How do you interpret a phrase marked crescendo that is comprised of a two-note (stressed, softer) motif repeated sequentially? The first note of each pair will be louder than the second note, and each first note will be increasingly louder than that of the preceding pair. This is one example of how dynamics may vary within a phrase without interfering with its general contour. It would be jarring to hear each second note of each pair played louder than the first. Victor Rosenbaum spoke of melody as a swirling eddy in a stream: the swirls do not change the main direction of he stream. The little detours that melodies may take add embellishments or interest, but they do not necessarily change the overall musical design. Shaping dynamics strictly according to decorative melodic contour makes no musical sense. Analyze. Study the harmonies in determining the significance of any passage.
“The score is the beginning; interpretation involves all sorts of decisions.” The student struggles with reading, eye/hand coordination, but then the mind must work beyond note reading and choosing a tempo. The intellect must analyze; the imagination must be engaged. What is the nature of the piece? Study the music away from the keyboard; think of the meaning of the music, think of possible choices to be made, and then use “your mind’s ear” to imagine how it will sound. When you return to the keyboard, use “your listener’s ear” to determine if you are producing the music according to those plans. Use intuition, intellect, insight, inspiration, and imagination.

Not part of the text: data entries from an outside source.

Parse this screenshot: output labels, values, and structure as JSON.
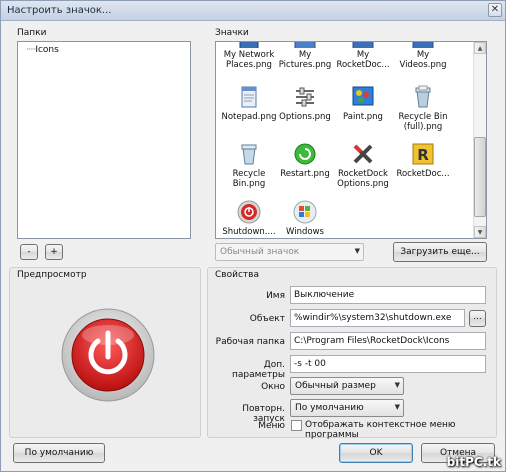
{
  "window": {
    "title": "Настроить значок...",
    "close_symbol": "✕"
  },
  "folders": {
    "label": "Папки",
    "tree_items": [
      "Icons"
    ],
    "remove_label": "-",
    "add_label": "+"
  },
  "icons": {
    "label": "Значки",
    "items": [
      {
        "label": "My Network Places.png",
        "icon": "network-places-icon"
      },
      {
        "label": "My Pictures.png",
        "icon": "pictures-folder-icon"
      },
      {
        "label": "My RocketDoc...",
        "icon": "rocketdock-folder-icon"
      },
      {
        "label": "My Videos.png",
        "icon": "videos-folder-icon"
      },
      {
        "label": "Notepad.png",
        "icon": "notepad-icon"
      },
      {
        "label": "Options.png",
        "icon": "options-icon"
      },
      {
        "label": "Paint.png",
        "icon": "paint-icon"
      },
      {
        "label": "Recycle Bin (full).png",
        "icon": "recycle-bin-full-icon"
      },
      {
        "label": "Recycle Bin.png",
        "icon": "recycle-bin-icon"
      },
      {
        "label": "Restart.png",
        "icon": "restart-icon"
      },
      {
        "label": "RocketDock Options.png",
        "icon": "rocketdock-options-icon"
      },
      {
        "label": "RocketDoc...",
        "icon": "rocketdock-logo-icon"
      },
      {
        "label": "Shutdown....",
        "icon": "shutdown-icon"
      },
      {
        "label": "Windows",
        "icon": "windows-logo-icon"
      }
    ],
    "icon_type_select": "Обычный значок",
    "load_more_label": "Загрузить еще..."
  },
  "preview": {
    "label": "Предпросмотр",
    "icon": "shutdown-icon",
    "colors": {
      "ring": "#d0d0d0",
      "red": "#e02020"
    }
  },
  "properties": {
    "label": "Свойства",
    "name_label": "Имя",
    "name_value": "Выключение",
    "target_label": "Объект",
    "target_value": "%windir%\\system32\\shutdown.exe",
    "browse_label": "...",
    "workdir_label": "Рабочая папка",
    "workdir_value": "C:\\Program Files\\RocketDock\\Icons",
    "params_label": "Доп. параметры",
    "params_value": "-s -t 00",
    "window_label": "Окно",
    "window_value": "Обычный размер",
    "relaunch_label": "Повторн. запуск",
    "relaunch_value": "По умолчанию",
    "menu_label": "Меню",
    "menu_checkbox_label": "Отображать контекстное меню программы"
  },
  "footer": {
    "default_label": "По умолчанию",
    "ok_label": "OK",
    "cancel_label": "Отмена"
  },
  "watermark": "bitPC.tk"
}
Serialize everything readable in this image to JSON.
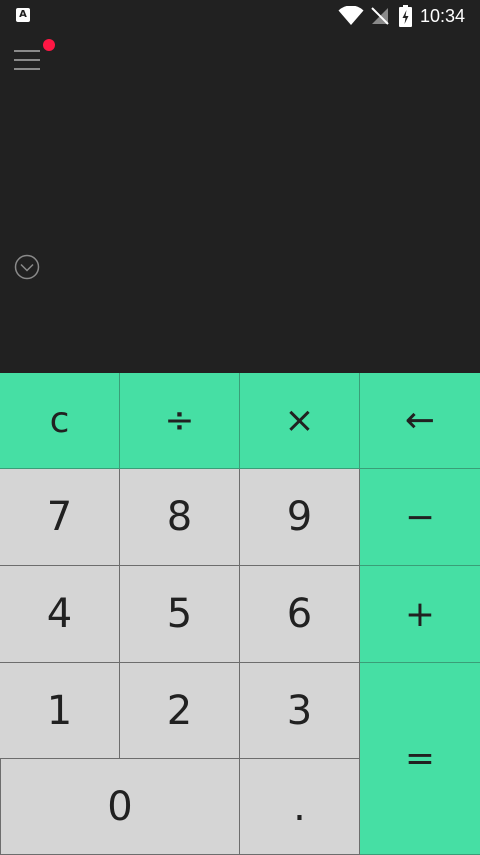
{
  "status_bar": {
    "notification_letter": "A",
    "time": "10:34",
    "icons": [
      "wifi-icon",
      "no-signal-icon",
      "battery-charging-icon"
    ]
  },
  "display": {
    "menu_icon": "hamburger-menu-icon",
    "has_notification_dot": true,
    "expand_icon": "chevron-down-circle-icon"
  },
  "keypad": {
    "clear": "c",
    "divide": "÷",
    "multiply": "×",
    "backspace": "←",
    "seven": "7",
    "eight": "8",
    "nine": "9",
    "minus": "−",
    "four": "4",
    "five": "5",
    "six": "6",
    "plus": "+",
    "one": "1",
    "two": "2",
    "three": "3",
    "equals": "=",
    "zero": "0",
    "decimal": "."
  },
  "colors": {
    "display_background": "#212121",
    "operator_key": "#46dfa4",
    "digit_key": "#d5d5d5",
    "notification_dot": "#ff1744"
  }
}
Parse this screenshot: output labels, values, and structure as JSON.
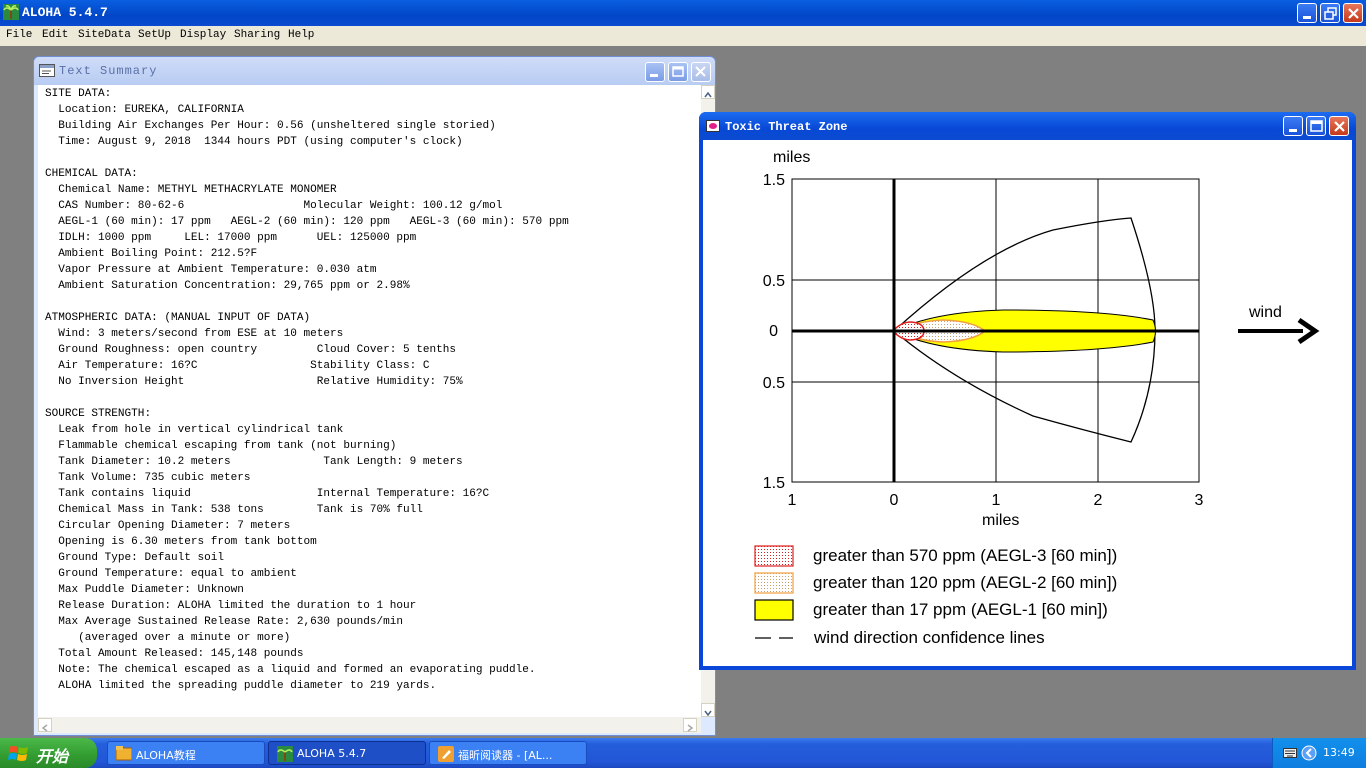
{
  "app": {
    "title": "ALOHA 5.4.7",
    "menu": [
      "File",
      "Edit",
      "SiteData",
      "SetUp",
      "Display",
      "Sharing",
      "Help"
    ]
  },
  "summary_window": {
    "title": "Text Summary",
    "lines": [
      "SITE DATA:",
      "  Location: EUREKA, CALIFORNIA",
      "  Building Air Exchanges Per Hour: 0.56 (unsheltered single storied)",
      "  Time: August 9, 2018  1344 hours PDT (using computer's clock)",
      "",
      "CHEMICAL DATA:",
      "  Chemical Name: METHYL METHACRYLATE MONOMER",
      "  CAS Number: 80-62-6                  Molecular Weight: 100.12 g/mol",
      "  AEGL-1 (60 min): 17 ppm   AEGL-2 (60 min): 120 ppm   AEGL-3 (60 min): 570 ppm",
      "  IDLH: 1000 ppm     LEL: 17000 ppm      UEL: 125000 ppm",
      "  Ambient Boiling Point: 212.5?F",
      "  Vapor Pressure at Ambient Temperature: 0.030 atm",
      "  Ambient Saturation Concentration: 29,765 ppm or 2.98%",
      "",
      "ATMOSPHERIC DATA: (MANUAL INPUT OF DATA)",
      "  Wind: 3 meters/second from ESE at 10 meters",
      "  Ground Roughness: open country         Cloud Cover: 5 tenths",
      "  Air Temperature: 16?C                 Stability Class: C",
      "  No Inversion Height                    Relative Humidity: 75%",
      "",
      "SOURCE STRENGTH:",
      "  Leak from hole in vertical cylindrical tank",
      "  Flammable chemical escaping from tank (not burning)",
      "  Tank Diameter: 10.2 meters              Tank Length: 9 meters",
      "  Tank Volume: 735 cubic meters",
      "  Tank contains liquid                   Internal Temperature: 16?C",
      "  Chemical Mass in Tank: 538 tons        Tank is 70% full",
      "  Circular Opening Diameter: 7 meters",
      "  Opening is 6.30 meters from tank bottom",
      "  Ground Type: Default soil",
      "  Ground Temperature: equal to ambient",
      "  Max Puddle Diameter: Unknown",
      "  Release Duration: ALOHA limited the duration to 1 hour",
      "  Max Average Sustained Release Rate: 2,630 pounds/min",
      "     (averaged over a minute or more)",
      "  Total Amount Released: 145,148 pounds",
      "  Note: The chemical escaped as a liquid and formed an evaporating puddle.",
      "  ALOHA limited the spreading puddle diameter to 219 yards."
    ]
  },
  "threat_window": {
    "title": "Toxic Threat Zone",
    "plot": {
      "y_unit": "miles",
      "x_unit": "miles",
      "y_ticks": [
        "1.5",
        "0.5",
        "0",
        "0.5",
        "1.5"
      ],
      "x_ticks": [
        "1",
        "0",
        "1",
        "2",
        "3"
      ],
      "wind_label": "wind"
    },
    "legend": [
      {
        "label": "greater than 570 ppm (AEGL-3 [60 min])",
        "color": "#e02020"
      },
      {
        "label": "greater than 120 ppm (AEGL-2 [60 min])",
        "color": "#f0a040"
      },
      {
        "label": "greater than 17 ppm (AEGL-1 [60 min])",
        "color": "#ffff00"
      },
      {
        "label": "wind direction confidence lines",
        "color": "#000000"
      }
    ]
  },
  "taskbar": {
    "start_label": "开始",
    "tasks": [
      "ALOHA教程",
      "ALOHA 5.4.7",
      "福昕阅读器 - [AL..."
    ],
    "clock": "13:49"
  }
}
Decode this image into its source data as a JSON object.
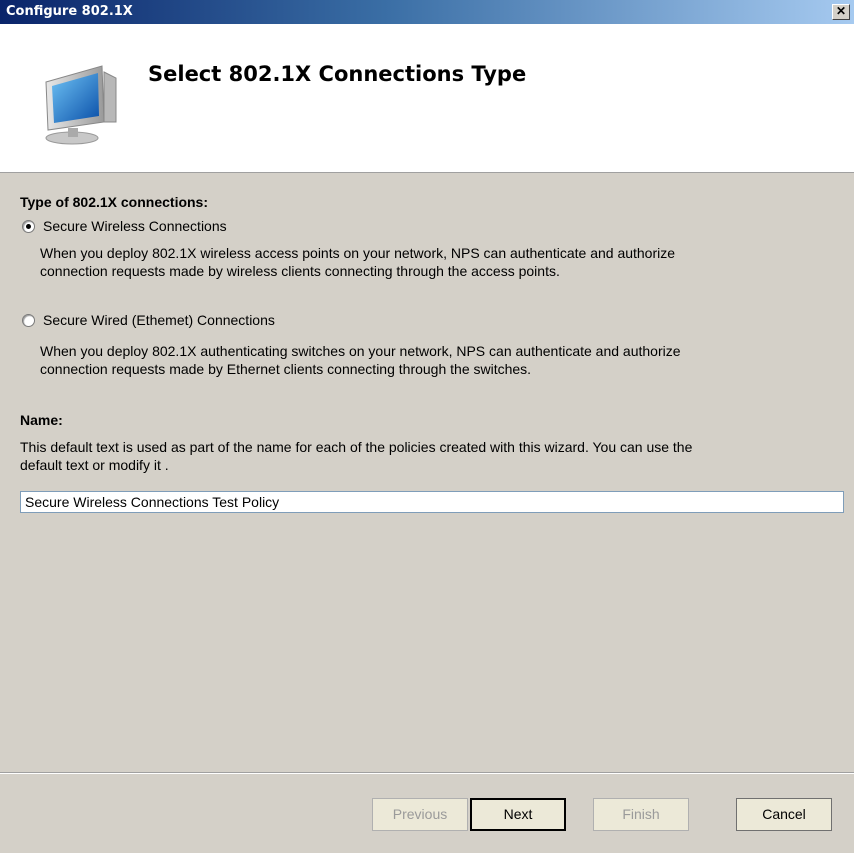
{
  "window": {
    "title": "Configure 802.1X",
    "close_label": "✕"
  },
  "header": {
    "title": "Select 802.1X Connections Type",
    "icon": "computer-monitor-icon"
  },
  "connections": {
    "section_label": "Type of 802.1X connections:",
    "options": [
      {
        "label": "Secure Wireless Connections",
        "selected": true,
        "description_line1": "When you deploy 802.1X wireless access points on your network, NPS can authenticate and authorize",
        "description_line2": "connection requests made by wireless clients connecting through the access points."
      },
      {
        "label": "Secure Wired (Ethemet) Connections",
        "selected": false,
        "description_line1": "When you deploy 802.1X authenticating switches on your network, NPS can authenticate and authorize",
        "description_line2": "connection requests made by Ethernet clients connecting through the switches."
      }
    ]
  },
  "name": {
    "section_label": "Name:",
    "description_line1": "This default text is used as part of the name for each of the policies created with this wizard. You can use the",
    "description_line2": "default text or modify it .",
    "value": "Secure Wireless Connections Test Policy"
  },
  "buttons": {
    "previous": "Previous",
    "next": "Next",
    "finish": "Finish",
    "cancel": "Cancel"
  }
}
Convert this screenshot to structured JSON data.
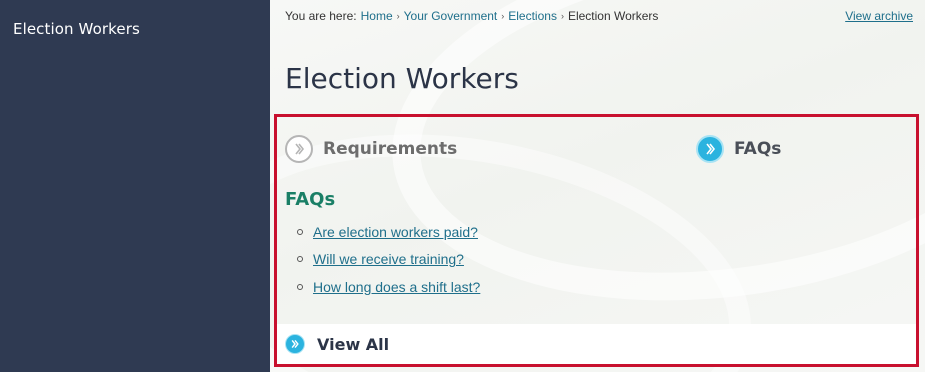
{
  "sidebar": {
    "title": "Election Workers"
  },
  "breadcrumb": {
    "prefix": "You are here:",
    "items": [
      {
        "label": "Home"
      },
      {
        "label": "Your Government"
      },
      {
        "label": "Elections"
      },
      {
        "label": "Election Workers"
      }
    ],
    "separator": "›"
  },
  "header": {
    "view_archive": "View archive",
    "page_title": "Election Workers"
  },
  "panel": {
    "tabs": [
      {
        "label": "Requirements",
        "icon": "chevron-right-circle-icon",
        "state": "inactive"
      },
      {
        "label": "FAQs",
        "icon": "chevron-right-circle-icon",
        "state": "active"
      }
    ],
    "faq_heading": "FAQs",
    "faq_items": [
      {
        "label": "Are election workers paid?"
      },
      {
        "label": "Will we receive training?"
      },
      {
        "label": "How long does a shift last?"
      }
    ],
    "view_all": "View All"
  },
  "colors": {
    "sidebar_bg": "#2f3a52",
    "link": "#1f6f8b",
    "faq_heading": "#1a7f66",
    "highlight_border": "#c8102e",
    "active_icon": "#2bb3df"
  }
}
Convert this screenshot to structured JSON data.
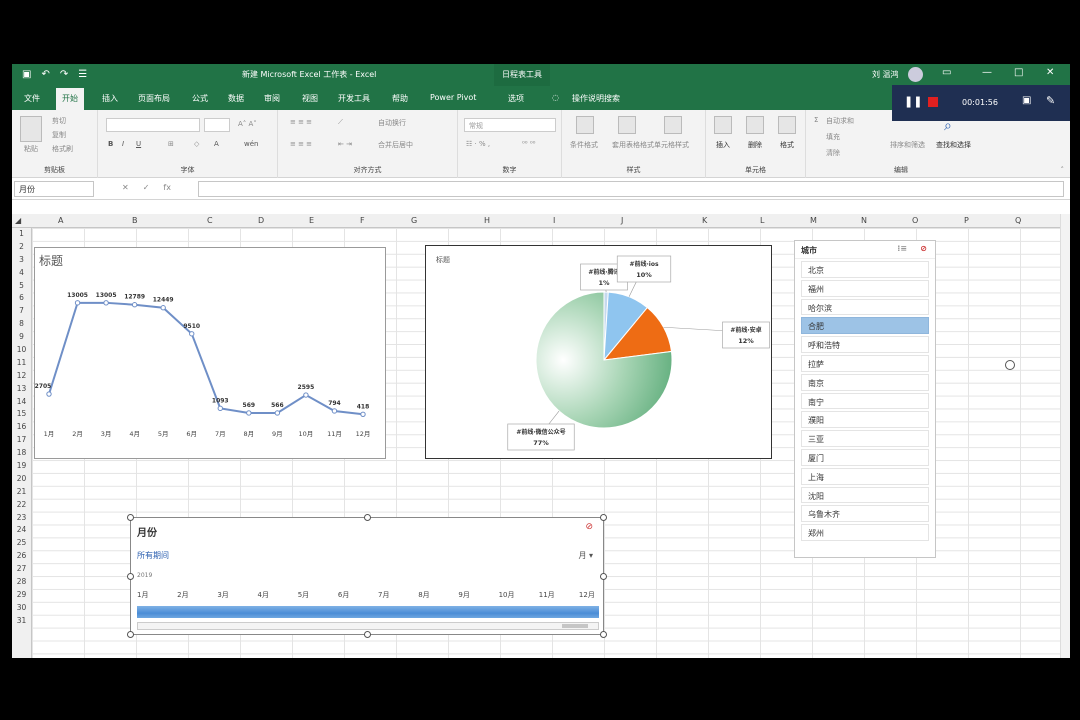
{
  "titlebar": {
    "doc_title": "新建 Microsoft Excel 工作表 - Excel",
    "context_tab": "日程表工具",
    "user": "刘 温鸿",
    "window_buttons": [
      "▭",
      "—",
      "□",
      "✕"
    ]
  },
  "tabs": [
    "文件",
    "开始",
    "插入",
    "页面布局",
    "公式",
    "数据",
    "审阅",
    "视图",
    "开发工具",
    "帮助",
    "Power Pivot",
    "选项",
    "操作说明搜索"
  ],
  "active_tab": "开始",
  "ribbon": {
    "groups": [
      "剪贴板",
      "字体",
      "对齐方式",
      "数字",
      "样式",
      "单元格",
      "编辑"
    ],
    "clipboard": [
      "粘贴",
      "剪切",
      "复制",
      "格式刷"
    ],
    "font_buttons": [
      "B",
      "I",
      "U"
    ],
    "align_buttons": [
      "自动换行",
      "合并后居中"
    ],
    "number_format": "常规",
    "styles": [
      "条件格式",
      "套用表格格式",
      "单元格样式"
    ],
    "cells": [
      "插入",
      "删除",
      "格式"
    ],
    "editing": [
      "自动求和",
      "填充",
      "清除",
      "排序和筛选",
      "查找和选择"
    ]
  },
  "recorder": {
    "time": "00:01:56"
  },
  "formula_bar": {
    "name_box": "月份",
    "fx": "fx"
  },
  "columns": [
    "A",
    "B",
    "C",
    "D",
    "E",
    "F",
    "G",
    "H",
    "I",
    "J",
    "K",
    "L",
    "M",
    "N",
    "O",
    "P",
    "Q"
  ],
  "rows": [
    "1",
    "2",
    "3",
    "4",
    "5",
    "6",
    "7",
    "8",
    "9",
    "10",
    "11",
    "12",
    "13",
    "14",
    "15",
    "16",
    "17",
    "18",
    "19",
    "20",
    "21",
    "22",
    "23",
    "24",
    "25",
    "26",
    "27",
    "28",
    "29",
    "30",
    "31"
  ],
  "chart_data": [
    {
      "type": "line",
      "title": "标题",
      "categories": [
        "1月",
        "2月",
        "3月",
        "4月",
        "5月",
        "6月",
        "7月",
        "8月",
        "9月",
        "10月",
        "11月",
        "12月"
      ],
      "values": [
        2705,
        13005,
        13005,
        12789,
        12449,
        9510,
        1093,
        569,
        566,
        2595,
        794,
        418
      ],
      "ylim": [
        0,
        14000
      ],
      "color": "#6f8fc7"
    },
    {
      "type": "pie",
      "title": "标题",
      "slices": [
        {
          "label": "#前线·腾讯",
          "value": 1,
          "pct": "1%",
          "color": "#c5d9ee"
        },
        {
          "label": "#前线·ios",
          "value": 10,
          "pct": "10%",
          "color": "#8fc5ef"
        },
        {
          "label": "#前线·安卓",
          "value": 12,
          "pct": "12%",
          "color": "#ee6c14"
        },
        {
          "label": "#前线·微信公众号",
          "value": 77,
          "pct": "77%",
          "color": "#6db58a"
        }
      ]
    }
  ],
  "city_slicer": {
    "title": "城市",
    "items": [
      "北京",
      "福州",
      "哈尔滨",
      "合肥",
      "呼和浩特",
      "拉萨",
      "南京",
      "南宁",
      "濮阳",
      "三亚",
      "厦门",
      "上海",
      "沈阳",
      "乌鲁木齐",
      "郑州"
    ],
    "selected": "合肥"
  },
  "timeline": {
    "title": "月份",
    "period_label": "所有期间",
    "level": "月",
    "year": "2019",
    "months": [
      "1月",
      "2月",
      "3月",
      "4月",
      "5月",
      "6月",
      "7月",
      "8月",
      "9月",
      "10月",
      "11月",
      "12月"
    ]
  }
}
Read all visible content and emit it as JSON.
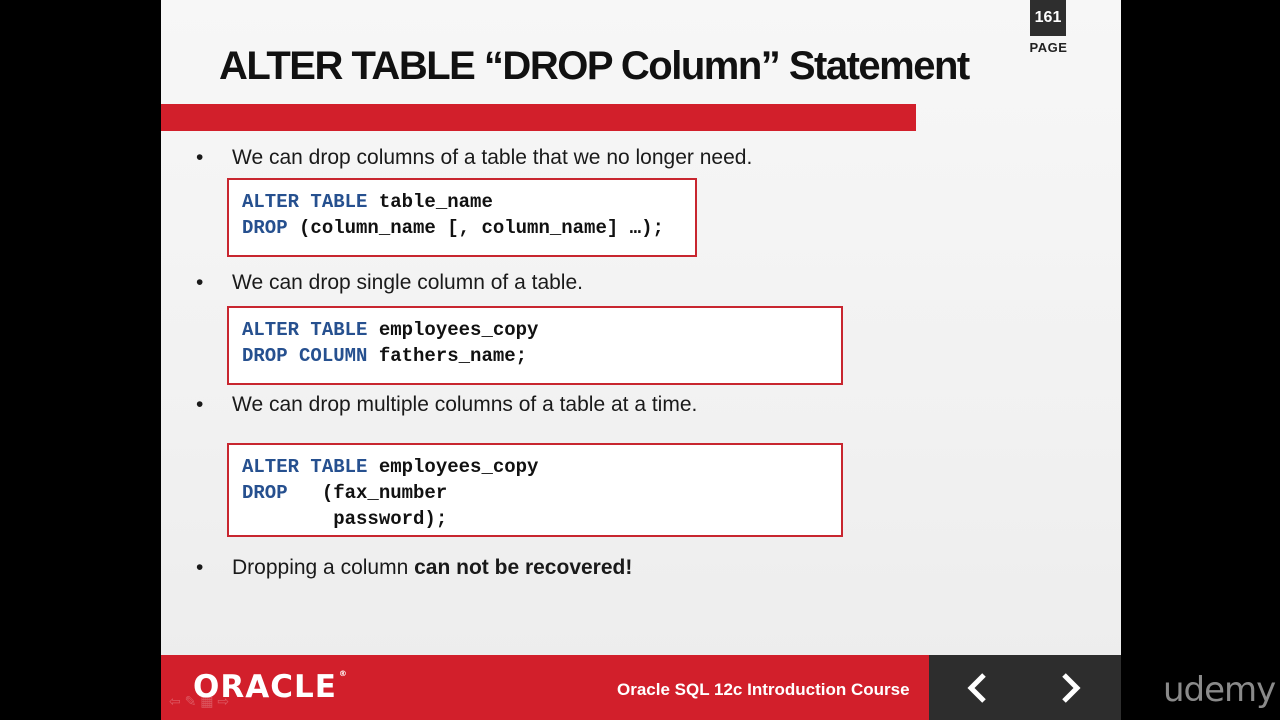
{
  "page": {
    "number": "161",
    "label": "PAGE"
  },
  "title": "ALTER TABLE “DROP Column” Statement",
  "bullets": [
    "We can drop columns of a table that we no longer need.",
    "We can drop single column of a table.",
    "We can drop multiple columns of a table at a time.",
    {
      "prefix": "Dropping a column ",
      "bold": "can not be recovered!"
    }
  ],
  "code_blocks": [
    {
      "lines": [
        {
          "kw": "ALTER TABLE",
          "rest": " table_name"
        },
        {
          "kw": "DROP",
          "rest": " (column_name [, column_name] …);"
        }
      ]
    },
    {
      "lines": [
        {
          "kw": "ALTER TABLE",
          "rest": " employees_copy"
        },
        {
          "kw": "DROP COLUMN",
          "rest": " fathers_name;"
        }
      ]
    },
    {
      "lines": [
        {
          "kw": "ALTER TABLE",
          "rest": " employees_copy"
        },
        {
          "kw": "DROP",
          "rest": "   (fax_number"
        },
        {
          "kw": "",
          "rest": "        password);"
        }
      ]
    }
  ],
  "footer": {
    "logo": "ORACLE",
    "course": "Oracle SQL 12c Introduction Course",
    "prev_icon": "chevron-left-icon",
    "next_icon": "chevron-right-icon"
  },
  "watermark": "udemy",
  "colors": {
    "accent": "#d21f2b",
    "keyword": "#26508f",
    "nav_bg": "#2d2d2d"
  }
}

Victor Rosenbaum repeated his contention that old rules or performance practices may constrict interpretation. “Bach could be considered a most Romantic composer: listen to the Andante (second movement) of his Italian Concerto,” [BWV 971], he suggested, and began to play it. “Music appreciation at the highest level involves gaining a profound understanding of a piece. Move beyond the simplistic rules to discover what has meaning and significance.” Keep a sense of discovery and wonder in your lesson. Victor Rosenbaum then told of the moment he understood how Johannes Brahms used the opening three-note motif throughout his Intermezzo in A Major, Op. 118, No. 2, in bass as well as treble. He was thrilled. When such a discovery occurs at a lesson, say to your student, “Isn’t this amazing!” He emphasized the importance of the teacher being able to demonstrate. Just as we learn languages from native speakers, so our students will learn from our playing.
He closed his presentation with a discussion of the Mozart Fantasia in D Minor, K. 397. Using his original “script,” he would put words to passages to add drama and meaning to the music for his student. He emphasized the operatic nature of the musical dialogue. In addition, he suggested that a student might add embellishments to the short sections when they are repeated. He demonstrated. “Go for the emotion! Music is endlessly fascinating,” he proclaimed.
The audiences were most appreciative. President Yudit Terry expressed her thanks to our illustrious presenter. She also thanked Website Chair Lisa Gonzalez for coordinating the Zoom room.